Ich bin wirklich froh, wenn das Ganze überstanden ist und kann jeder, die darüber nachdenkt, die hormonelle Verhütung abzustellen nur raten, das in einer gefestigten Phase ihres Lebens zu tun. Was ich damit meine ist, vielleicht nicht gerade den Zeitpunkt im Leben zu wählen, wo man gerade umgezogen ist, einen neuen Job hat, an seiner Doktorarbeit schreibt oder sich von dem langjährigen Freund getrennt hat. Ich würde von mir behaupten, gerade in einer wirklich gefestigten Phase meines Lebens zu sein und trotzdem hat mich das Ganze ziemlich aus der Bahn geworfen.
 
Ich bin froh, dass meine Familie, mein Freund und meine engsten Freunde immer für mich da waren und sind und mich bei allem unterstützen und immer ein offenes Ohr hatten. Natürlich wird es nicht jeder Frau bei der Einnahme oder der Absetzung von hormonellen Verhütungsmitteln so gehen, aber Nebenwirkungen treten leider öfter auf, als man denkt.
 
Zur Zeit habe ich weder vermehrt Pickel oder Haarausfall, aber ich bin gewappnet, falls das nach ein paar Monaten noch als Nebenwirkungen auftreten sollte. Das einzige, was ich ab und zu noch auffällig doll bemerke ist der Schwindel beim Aufstehen und die Müdigkeit an manchen Tagen (obwohl ich die Nacht vorher gut geschlafen habe). Ich bin noch nicht wieder vollkommen ich, aber ich bin auf einem guten Weg dahin.
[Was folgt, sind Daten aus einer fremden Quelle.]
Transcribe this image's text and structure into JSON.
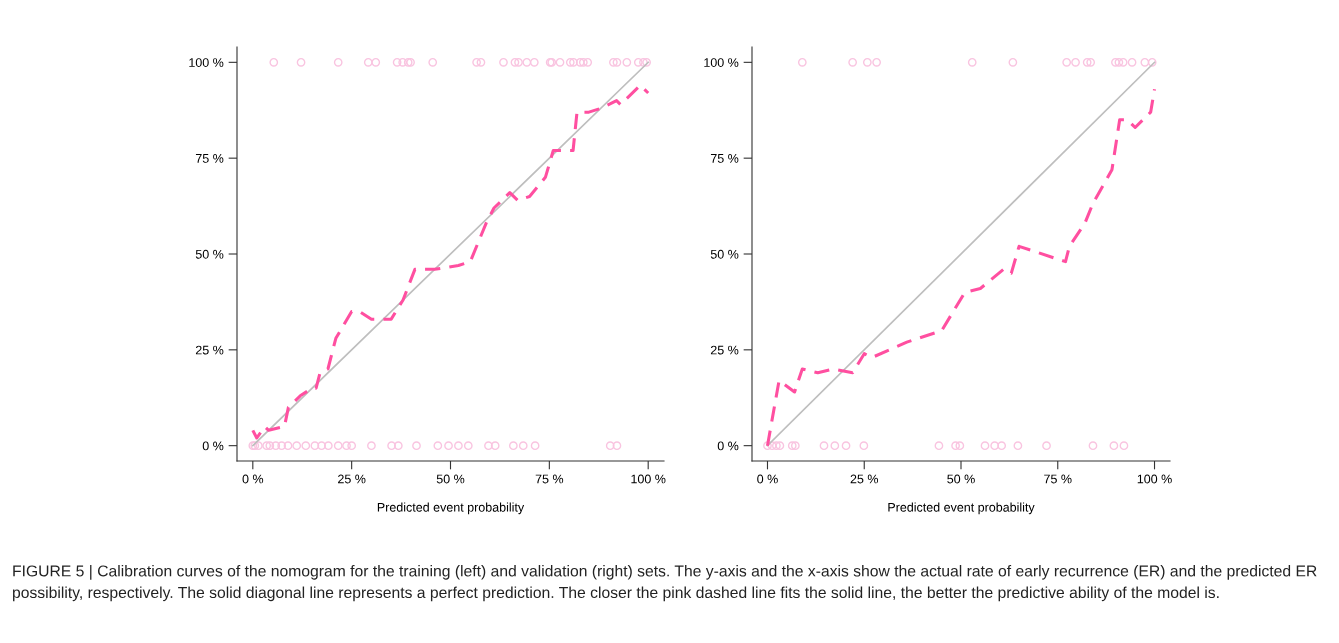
{
  "chart_data": [
    {
      "type": "line",
      "xlabel": "Predicted event probability",
      "xlim": [
        -4,
        104
      ],
      "ylim": [
        -4,
        104
      ],
      "xticks": [
        {
          "value": 0,
          "label": "0 %"
        },
        {
          "value": 25,
          "label": "25 %"
        },
        {
          "value": 50,
          "label": "50 %"
        },
        {
          "value": 75,
          "label": "75 %"
        },
        {
          "value": 100,
          "label": "100 %"
        }
      ],
      "yticks": [
        {
          "value": 0,
          "label": "0 %"
        },
        {
          "value": 25,
          "label": "25 %"
        },
        {
          "value": 50,
          "label": "50 %"
        },
        {
          "value": 75,
          "label": "75 %"
        },
        {
          "value": 100,
          "label": "100 %"
        }
      ],
      "grid": false,
      "series": [
        {
          "type": "scatter",
          "marker": "circle",
          "color": "#f9c4e0",
          "x": [
            5.3,
            12.2,
            21.6,
            29.2,
            31.1,
            36.5,
            37.9,
            39.3,
            39.9,
            45.5,
            56.6,
            57.7,
            63.4,
            66.3,
            67.2,
            69.3,
            71.2,
            75.2,
            75.6,
            77.7,
            80.3,
            81.1,
            82.8,
            83.6,
            84.7,
            91.2,
            92.1,
            94.6,
            97.5,
            98.8,
            99.6
          ],
          "values": [
            100,
            100,
            100,
            100,
            100,
            100,
            100,
            100,
            100,
            100,
            100,
            100,
            100,
            100,
            100,
            100,
            100,
            100,
            100,
            100,
            100,
            100,
            100,
            100,
            100,
            100,
            100,
            100,
            100,
            100,
            100
          ]
        },
        {
          "type": "scatter",
          "marker": "circle",
          "color": "#f9c4e0",
          "x": [
            0,
            0.5,
            1.4,
            3.5,
            4.3,
            5.8,
            7.3,
            8.9,
            11.1,
            13.4,
            15.7,
            17.4,
            19.1,
            21.6,
            23.7,
            25,
            30,
            35.1,
            36.8,
            41.4,
            46.8,
            49.5,
            52,
            54.5,
            59.6,
            61.3,
            65.9,
            68.4,
            71.4,
            90.4,
            92.1
          ],
          "values": [
            0,
            0,
            0,
            0,
            0,
            0,
            0,
            0,
            0,
            0,
            0,
            0,
            0,
            0,
            0,
            0,
            0,
            0,
            0,
            0,
            0,
            0,
            0,
            0,
            0,
            0,
            0,
            0,
            0,
            0,
            0
          ]
        },
        {
          "type": "line",
          "marker": "none",
          "line_style": "solid",
          "color": "#bebebe",
          "x": [
            0,
            100
          ],
          "values": [
            0,
            100
          ]
        },
        {
          "type": "line",
          "marker": "none",
          "line_style": "dashed",
          "color": "#ff4fa0",
          "x": [
            0,
            1,
            3,
            4,
            8,
            9,
            12,
            15,
            16,
            17,
            19,
            21,
            25,
            27,
            30,
            35,
            38,
            41,
            46,
            52,
            55,
            59,
            61,
            65,
            67,
            70,
            74,
            76,
            81,
            82,
            85,
            88,
            92,
            93,
            98,
            100
          ],
          "values": [
            4,
            2,
            5,
            4,
            5,
            10,
            13,
            15,
            15,
            19,
            20,
            28,
            35,
            35,
            33,
            33,
            38,
            46,
            46,
            47,
            48,
            58,
            62,
            66,
            64,
            65,
            70,
            77,
            77,
            87,
            87,
            88,
            90,
            89,
            94,
            92
          ]
        }
      ],
      "annotations": [
        "FIGURE 5 | Calibration curves of the nomogram for the training (left) and validation (right) sets. The y-axis and the x-axis show the actual rate of early recurrence (ER) and the predicted ER possibility, respectively. The solid diagonal line represents a perfect prediction. The closer the pink dashed line fits the solid line, the better the predictive ability of the model is."
      ]
    },
    {
      "type": "line",
      "xlabel": "Predicted event probability",
      "xlim": [
        -4,
        104
      ],
      "ylim": [
        -4,
        104
      ],
      "xticks": [
        {
          "value": 0,
          "label": "0 %"
        },
        {
          "value": 25,
          "label": "25 %"
        },
        {
          "value": 50,
          "label": "50 %"
        },
        {
          "value": 75,
          "label": "75 %"
        },
        {
          "value": 100,
          "label": "100 %"
        }
      ],
      "yticks": [
        {
          "value": 0,
          "label": "0 %"
        },
        {
          "value": 25,
          "label": "25 %"
        },
        {
          "value": 50,
          "label": "50 %"
        },
        {
          "value": 75,
          "label": "75 %"
        },
        {
          "value": 100,
          "label": "100 %"
        }
      ],
      "grid": false,
      "series": [
        {
          "type": "scatter",
          "marker": "circle",
          "color": "#f9c4e0",
          "x": [
            9,
            22,
            25.8,
            28.2,
            52.9,
            63.4,
            77.3,
            79.6,
            82.6,
            83.5,
            89.9,
            90.8,
            91.9,
            94.2,
            97.5,
            99.4
          ],
          "values": [
            100,
            100,
            100,
            100,
            100,
            100,
            100,
            100,
            100,
            100,
            100,
            100,
            100,
            100,
            100,
            100
          ]
        },
        {
          "type": "scatter",
          "marker": "circle",
          "color": "#f9c4e0",
          "x": [
            0,
            1.2,
            2.3,
            3.2,
            6.4,
            7.2,
            14.6,
            17.4,
            20.3,
            24.9,
            44.3,
            48.6,
            49.7,
            56.2,
            58.7,
            60.5,
            64.7,
            72.1,
            84.1,
            89.5,
            92.1
          ],
          "values": [
            0,
            0,
            0,
            0,
            0,
            0,
            0,
            0,
            0,
            0,
            0,
            0,
            0,
            0,
            0,
            0,
            0,
            0,
            0,
            0,
            0
          ]
        },
        {
          "type": "line",
          "marker": "none",
          "line_style": "solid",
          "color": "#bebebe",
          "x": [
            0,
            100
          ],
          "values": [
            0,
            100
          ]
        },
        {
          "type": "line",
          "marker": "none",
          "line_style": "dashed",
          "color": "#ff4fa0",
          "x": [
            0,
            3,
            7,
            9,
            13,
            17,
            22,
            25,
            27,
            36,
            45,
            51,
            55,
            61,
            63,
            65,
            77,
            78,
            82,
            84,
            89,
            91,
            93,
            95,
            99,
            100
          ],
          "values": [
            0,
            17,
            14,
            20,
            19,
            20,
            19,
            24,
            23,
            27,
            30,
            40,
            41,
            46,
            45,
            52,
            48,
            52,
            58,
            63,
            72,
            85,
            85,
            83,
            87,
            93
          ]
        }
      ]
    }
  ]
}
Und ich freue mich wahnsinnig, dem immer ein Stückchen näher zu kommen...

31.8.15 22:19

bisher 1 Kommentar(e)     TrackBack-URL


PP (1.9.15 00:38)
Das sind halt alles diese Einbildungen, wenn man gewisse Misstimmungen auf einen "Übeltäter" schiebt. Ich hab seit einiger Zeit auf Kondome verzichtet, weil ich dachte, meine Depressionen kommen von einer Gummiallergie und es ging mir seitdem wirklich besser und ihrgendwie fühle ich mich dem Leben näher, ungefähr so, wie wenn man nicht mehr in Socken duscht ..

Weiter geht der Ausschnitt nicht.